Pode parecer confuso isso, mas eu vou dar um exemplo: você e eu podemos, neste exato instante, estarmos com uma forte enxaqueca. Mas, o motivo pelo qual a sua enxaqueca começou, pode ser diferente do meu (exemplo: o meu pode ser por algo que comi, e você até porque forçou demais na leitura à noite, e tem mais sensibilidade à luz do celular), e a medicação que dará fim ao meu sofrimento, poderá também ser diferente da que fará a sua enxaqueca terminar. O que de fato é bem verdade, porque quando estou com enxaqueca só o buscopan faz passar, e não remédios como dipirona, ou neosaldina, como a maioria costuma tomar.
Um paciente não é a sua doença. Ele tem uma história de vida, tem uma família, e principalmente, ele tem uma identidade. E é aqui que o Oliver Sacks tem tanto a nos ensinar, mesmo que não atuemos em alguma área da saúde.
Digo isso porque é tão comum ouvirmos uma patologia sendo banalizada nos nossos dias atuais. Se você está triste é porque tem depressão. Se está agitado(a) é porque tem TDAH (Transtorno de Déficit de Atenção com Hiperatividade). Se gosta muito das coisas organizadas tem TOC (Transtorno Obsessivo Compulsivo). Se muda de humor é bipolar. E quem sofre de algum desses transtornos sabe bem como não são tão banais assim, e do quanto necessitam da nossa empatia para compreendermos a sua dor.
Uma das coisas mais tocantes neste livro, foi ver o quanto alguns pacientes incorporam a doença à sua personalidade. Como é o caso de quem sofre de Síndrome de Tourette, e começa a ver seus tiques e maneirismos como parte de quem é. E ser a sua doença, possui um enorme significado, que inclusive precisa ser trabalhado. Mas tudo isso, pede um olhar com carinho e de muito respeito. O que Oliver certamente tinha.
Esse não é um livro de histórias de ficção, mas de casos clínicos reais que foram analisados e tratados por olhares clínicos de profissionais especializados.E mesmo que você não atue em uma área da Saúde, esse é um verdadeiro convite para que você também possa exercitar essa palavrinha tão usada na atualidade: a empatia. Porque é uma forma de entender o que se passa na mente de uma pessoa que sofre de algum transtorno, e ver como é o seu sofrimento, sentindo como seria "calçar os seus sapatos".

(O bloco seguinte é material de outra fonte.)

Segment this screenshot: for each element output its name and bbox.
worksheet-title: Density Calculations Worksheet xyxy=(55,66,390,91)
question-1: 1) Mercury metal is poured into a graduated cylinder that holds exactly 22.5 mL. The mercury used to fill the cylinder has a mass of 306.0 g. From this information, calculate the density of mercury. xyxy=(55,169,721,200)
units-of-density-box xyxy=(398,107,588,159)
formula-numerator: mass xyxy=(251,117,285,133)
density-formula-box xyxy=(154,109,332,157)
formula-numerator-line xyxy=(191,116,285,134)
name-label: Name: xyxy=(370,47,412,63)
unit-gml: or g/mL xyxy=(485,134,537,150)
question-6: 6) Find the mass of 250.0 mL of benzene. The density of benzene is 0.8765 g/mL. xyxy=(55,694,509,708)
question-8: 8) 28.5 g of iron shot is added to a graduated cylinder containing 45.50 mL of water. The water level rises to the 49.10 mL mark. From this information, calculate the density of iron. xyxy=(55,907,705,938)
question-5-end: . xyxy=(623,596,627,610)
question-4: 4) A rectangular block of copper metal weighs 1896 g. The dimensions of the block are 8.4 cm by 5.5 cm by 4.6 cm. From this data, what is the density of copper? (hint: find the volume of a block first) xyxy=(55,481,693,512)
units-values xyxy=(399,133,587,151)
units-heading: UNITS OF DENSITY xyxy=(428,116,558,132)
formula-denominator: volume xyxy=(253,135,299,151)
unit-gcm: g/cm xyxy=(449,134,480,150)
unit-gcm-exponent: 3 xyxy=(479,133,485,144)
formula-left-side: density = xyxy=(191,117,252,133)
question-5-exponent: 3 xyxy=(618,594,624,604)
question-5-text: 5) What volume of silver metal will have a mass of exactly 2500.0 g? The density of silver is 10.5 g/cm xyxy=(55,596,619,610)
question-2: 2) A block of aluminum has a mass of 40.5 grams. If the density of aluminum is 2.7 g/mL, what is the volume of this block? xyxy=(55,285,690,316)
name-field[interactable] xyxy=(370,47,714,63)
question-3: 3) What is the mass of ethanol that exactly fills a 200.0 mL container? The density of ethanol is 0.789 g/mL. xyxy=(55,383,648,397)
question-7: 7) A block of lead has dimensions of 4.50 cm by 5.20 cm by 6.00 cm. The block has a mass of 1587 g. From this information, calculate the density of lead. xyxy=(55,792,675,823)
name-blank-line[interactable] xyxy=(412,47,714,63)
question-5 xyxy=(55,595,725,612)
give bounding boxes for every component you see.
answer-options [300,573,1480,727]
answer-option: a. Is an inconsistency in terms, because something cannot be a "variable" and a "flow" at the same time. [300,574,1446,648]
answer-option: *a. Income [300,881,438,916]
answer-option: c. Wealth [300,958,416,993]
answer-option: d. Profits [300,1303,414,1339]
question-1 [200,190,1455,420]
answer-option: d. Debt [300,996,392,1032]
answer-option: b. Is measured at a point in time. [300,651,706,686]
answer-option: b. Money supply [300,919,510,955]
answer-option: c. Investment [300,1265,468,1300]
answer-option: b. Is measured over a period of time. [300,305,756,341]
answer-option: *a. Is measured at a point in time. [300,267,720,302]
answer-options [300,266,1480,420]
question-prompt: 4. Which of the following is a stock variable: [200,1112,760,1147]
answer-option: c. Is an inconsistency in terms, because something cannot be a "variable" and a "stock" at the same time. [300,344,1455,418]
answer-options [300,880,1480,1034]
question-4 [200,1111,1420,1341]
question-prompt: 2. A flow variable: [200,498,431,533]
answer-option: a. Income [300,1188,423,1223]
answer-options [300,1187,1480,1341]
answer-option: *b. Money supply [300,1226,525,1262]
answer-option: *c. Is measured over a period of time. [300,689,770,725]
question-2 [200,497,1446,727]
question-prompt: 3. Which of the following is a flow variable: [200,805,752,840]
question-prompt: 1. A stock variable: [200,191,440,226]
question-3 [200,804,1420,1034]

Além disso, é um livro que fala muito sobre os problemas neurológicos que surgem com a idade avançada, e isso pode ajudar muitas pessoas a compreender o que se passa com seus avós ou até com seus pais (se já estiverem com idade avançada), ou até mesmo a se preparar, porque o amanhã, só a Deus pertence.
Espero que você possa dar uma chance a esse livro de título tão bizarro, mas ao mesmo tempo, que nos desperta a curiosidade, e nos faz querer entrar na mente humana e entender todos os mistérios que existem por trás de um órgão tão complexo, e tão singular que nem mesmo pode ser transplantado.